Fabrication of unconventional GaAs nanostructures by Droplet Epitaxy

What makes Quantum Nanostructures (QNs) so attractive is the ability to tune their optoelectronic properties by careful design of their size, composition, strain and shape. These parameters set the confinement potential of electrons and holes thus determining the electronic and optical properties of the QNs. In fact, for the realization of QNs-based devices, the optical properties of the QNs such as the emission wavelength, the intersublevel spacing energy, and even the interactions between nearby QNs, should be freely accessible for engineering. Even though DE is a successful method for the fabrication of such semiconductor complex QNs, its full potential as source of nanostructures with designable and intriguing new geometries still remains mostly unexplored. Our aim is to show how to obtain, single, designable structures, with localized states, different dimensionality and tunable coupling. The DE fabrication procedure allows the possibility to finely tune the QN shape thus allowing the design of the desired electronic density of states.

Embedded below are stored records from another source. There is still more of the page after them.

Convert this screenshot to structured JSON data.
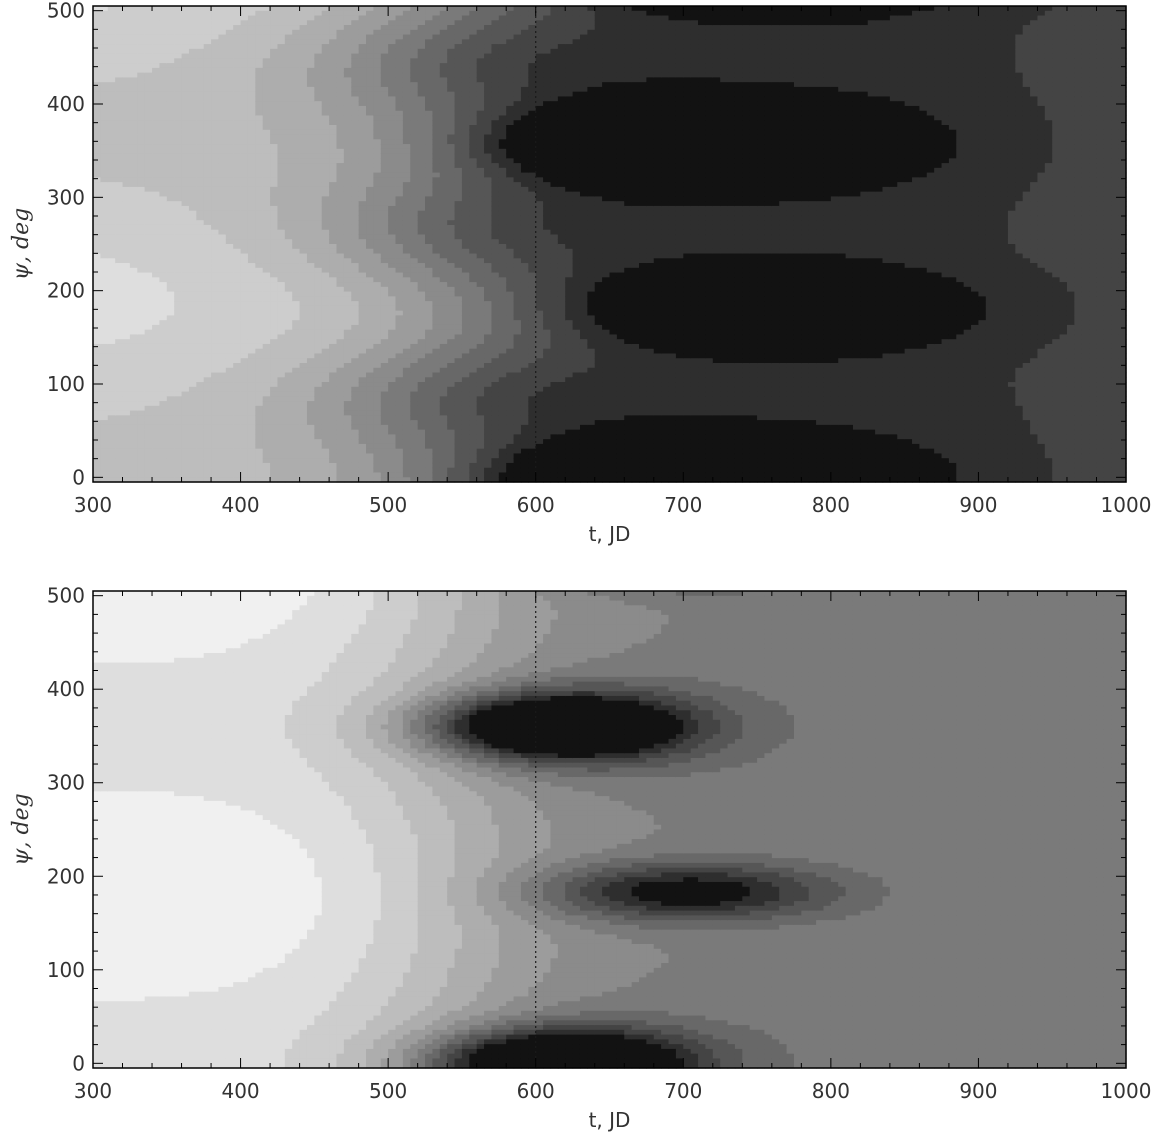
{
  "chart_data": [
    {
      "type": "heatmap",
      "panel": "top",
      "xlabel": "t, JD",
      "ylabel": "ψ, deg",
      "xlim": [
        300,
        1000
      ],
      "ylim": [
        -5,
        505
      ],
      "xticks": [
        300,
        400,
        500,
        600,
        700,
        800,
        900,
        1000
      ],
      "yticks": [
        0,
        100,
        200,
        300,
        400,
        500
      ],
      "xtick_labels": [
        "300",
        "400",
        "500",
        "600",
        "700",
        "800",
        "900",
        "1000"
      ],
      "ytick_labels": [
        "0",
        "100",
        "200",
        "300",
        "400",
        "500"
      ],
      "colormap": "grayscale",
      "filled_contours": true,
      "reference_line": {
        "x": 600,
        "style": "dotted"
      },
      "features": [
        {
          "kind": "dark-max",
          "t": 680,
          "psi": 355
        },
        {
          "kind": "dark-max",
          "t": 735,
          "psi": 180
        },
        {
          "kind": "dark-max",
          "t": 680,
          "psi": 0
        },
        {
          "kind": "light-max",
          "t": 320,
          "psi": 195
        }
      ]
    },
    {
      "type": "heatmap",
      "panel": "bottom",
      "xlabel": "t, JD",
      "ylabel": "ψ, deg",
      "xlim": [
        300,
        1000
      ],
      "ylim": [
        -5,
        505
      ],
      "xticks": [
        300,
        400,
        500,
        600,
        700,
        800,
        900,
        1000
      ],
      "yticks": [
        0,
        100,
        200,
        300,
        400,
        500
      ],
      "xtick_labels": [
        "300",
        "400",
        "500",
        "600",
        "700",
        "800",
        "900",
        "1000"
      ],
      "ytick_labels": [
        "0",
        "100",
        "200",
        "300",
        "400",
        "500"
      ],
      "colormap": "grayscale",
      "filled_contours": true,
      "reference_line": {
        "x": 600,
        "style": "dotted"
      },
      "features": [
        {
          "kind": "dark-max",
          "t": 615,
          "psi": 360
        },
        {
          "kind": "dark-max",
          "t": 700,
          "psi": 185
        },
        {
          "kind": "dark-max",
          "t": 600,
          "psi": 0
        },
        {
          "kind": "light-max",
          "t": 320,
          "psi": 180
        }
      ]
    }
  ]
}
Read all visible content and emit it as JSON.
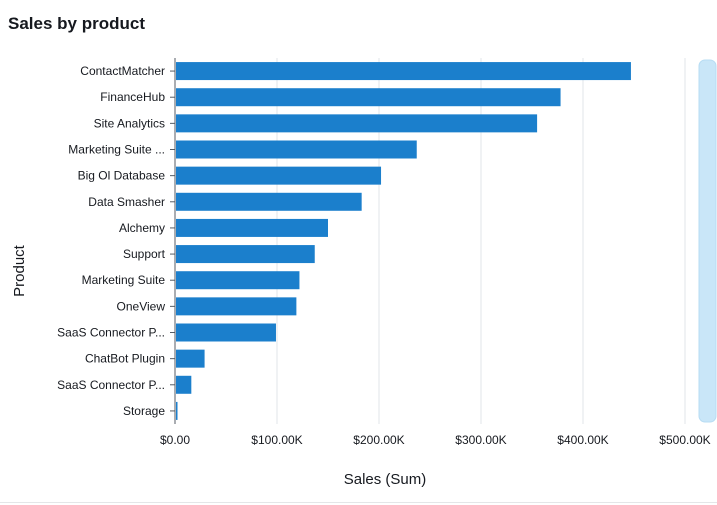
{
  "chart_data": {
    "type": "bar",
    "orientation": "horizontal",
    "title": "Sales by product",
    "xlabel": "Sales (Sum)",
    "ylabel": "Product",
    "xlim": [
      0,
      500000
    ],
    "x_ticks": [
      0,
      100000,
      200000,
      300000,
      400000,
      500000
    ],
    "x_tick_labels": [
      "$0.00",
      "$100.00K",
      "$200.00K",
      "$300.00K",
      "$400.00K",
      "$500.00K"
    ],
    "grid": "vertical",
    "bar_color": "#1b7fcc",
    "categories": [
      "ContactMatcher",
      "FinanceHub",
      "Site Analytics",
      "Marketing Suite ...",
      "Big Ol Database",
      "Data Smasher",
      "Alchemy",
      "Support",
      "Marketing Suite",
      "OneView",
      "SaaS Connector P...",
      "ChatBot Plugin",
      "SaaS Connector P...",
      "Storage"
    ],
    "values": [
      447000,
      378000,
      355000,
      237000,
      202000,
      183000,
      150000,
      137000,
      122000,
      119000,
      99000,
      29000,
      16000,
      2000
    ]
  },
  "scrollbar": {
    "color": "#c9e6f8"
  }
}
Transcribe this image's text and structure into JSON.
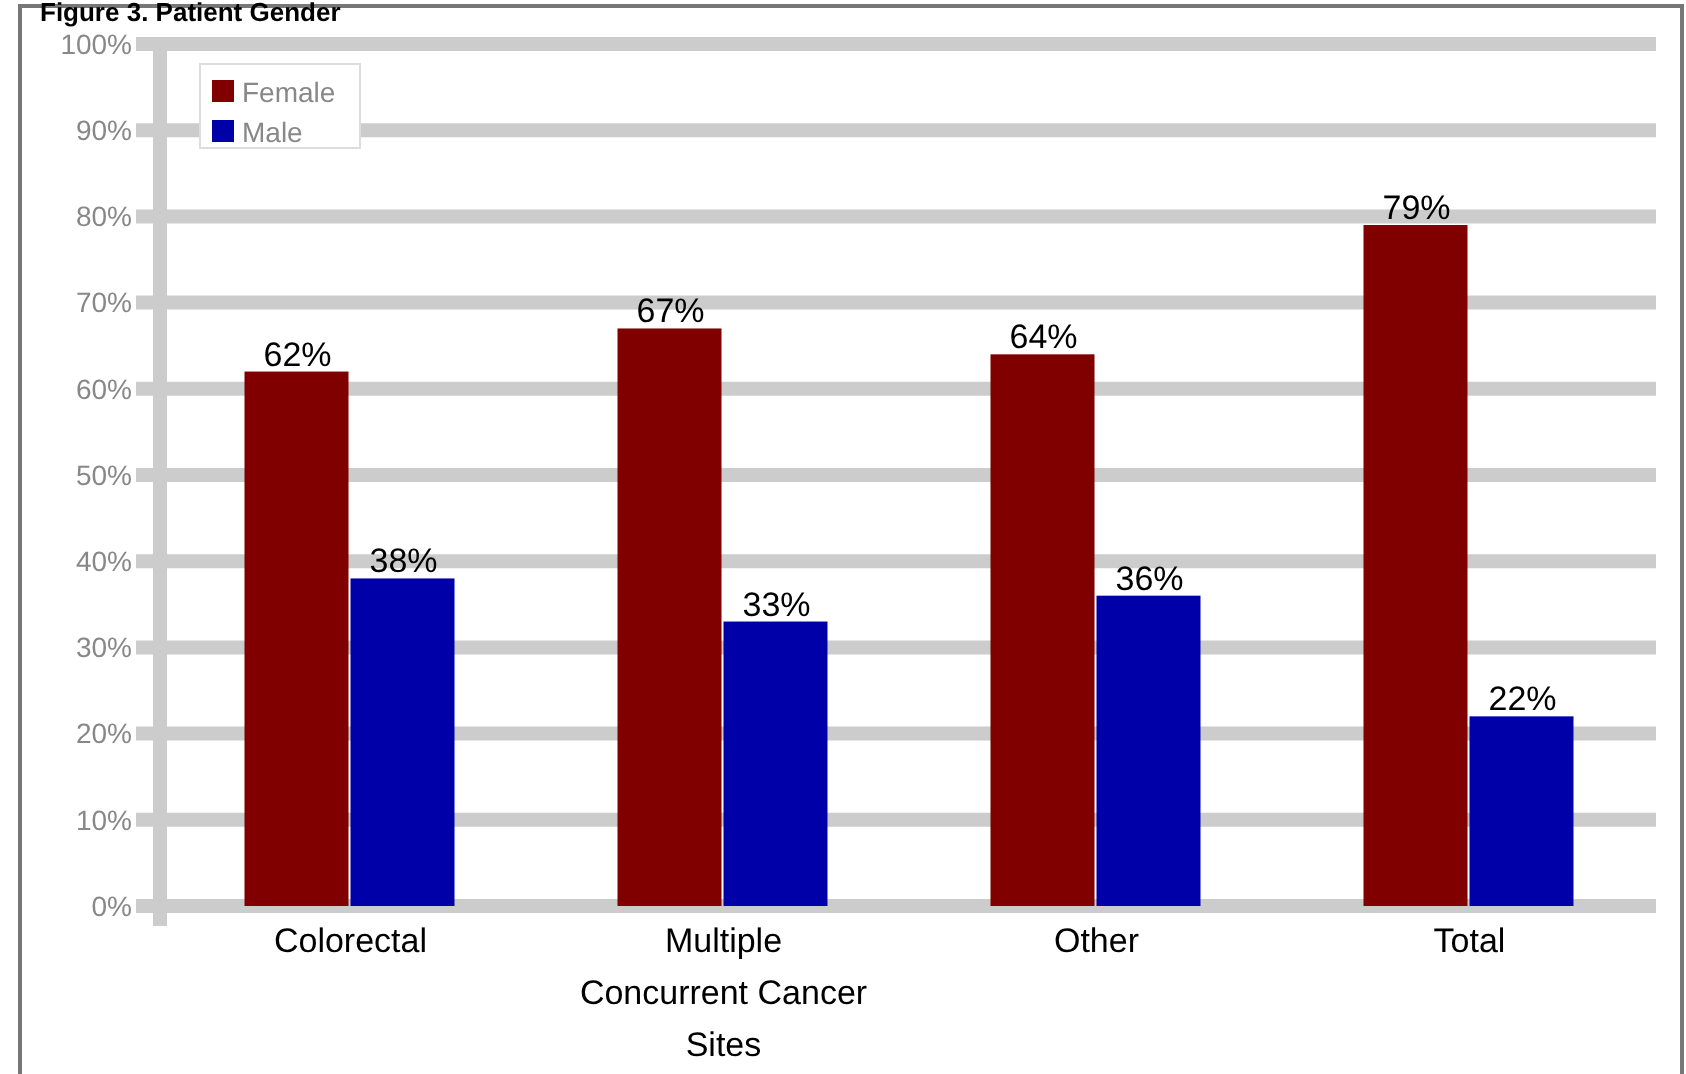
{
  "chart_data": {
    "type": "bar",
    "title": "Figure 3. Patient Gender",
    "categories": [
      "Colorectal",
      "Multiple Concurrent Cancer Sites",
      "Other",
      "Total"
    ],
    "series": [
      {
        "name": "Female",
        "color": "#800000",
        "values": [
          62,
          67,
          64,
          79
        ],
        "value_labels": [
          "62%",
          "67%",
          "64%",
          "79%"
        ]
      },
      {
        "name": "Male",
        "color": "#0000a8",
        "values": [
          38,
          33,
          36,
          22
        ],
        "value_labels": [
          "38%",
          "33%",
          "36%",
          "22%"
        ]
      }
    ],
    "ylim": [
      0,
      100
    ],
    "yticks": [
      {
        "value": 0,
        "label": "0%"
      },
      {
        "value": 10,
        "label": "10%"
      },
      {
        "value": 20,
        "label": "20%"
      },
      {
        "value": 30,
        "label": "30%"
      },
      {
        "value": 40,
        "label": "40%"
      },
      {
        "value": 50,
        "label": "50%"
      },
      {
        "value": 60,
        "label": "60%"
      },
      {
        "value": 70,
        "label": "70%"
      },
      {
        "value": 80,
        "label": "80%"
      },
      {
        "value": 90,
        "label": "90%"
      },
      {
        "value": 100,
        "label": "100%"
      }
    ],
    "grid": "y",
    "legend": "top left"
  }
}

GaAs integration on Si for CMOS technology

Integrating III-V-based semiconductor devices for applications in optoelectronics and photonics directly on Si substrates would allow the use of the highly refined silicon infrastructure, based on CMOS technology, and offer the option of integrating a few specialized III-V devices within a large number of Si devices. Of particular technological interest is the possibility of carrying out the III-V device fabrication as a back-end process, that is, after the CMOS circuitry has been already realized. In this case, strict constraints on thermal budget for growth and processing of the epilayer are imposed by the compatibility with the underlying CMOS circuit. Nanostructures realized in III-V semiconductor materials hold a great technological interest, since quantum confinement leads to devices where strongly correlated few-electron/exciton systems play a fundamental role, such as single photon emitters. The key ingredient we adopted in order to achieve this goal is the use of DE and Ge virtual substrates to match the GaAs-based III-Vs and the Si substrate.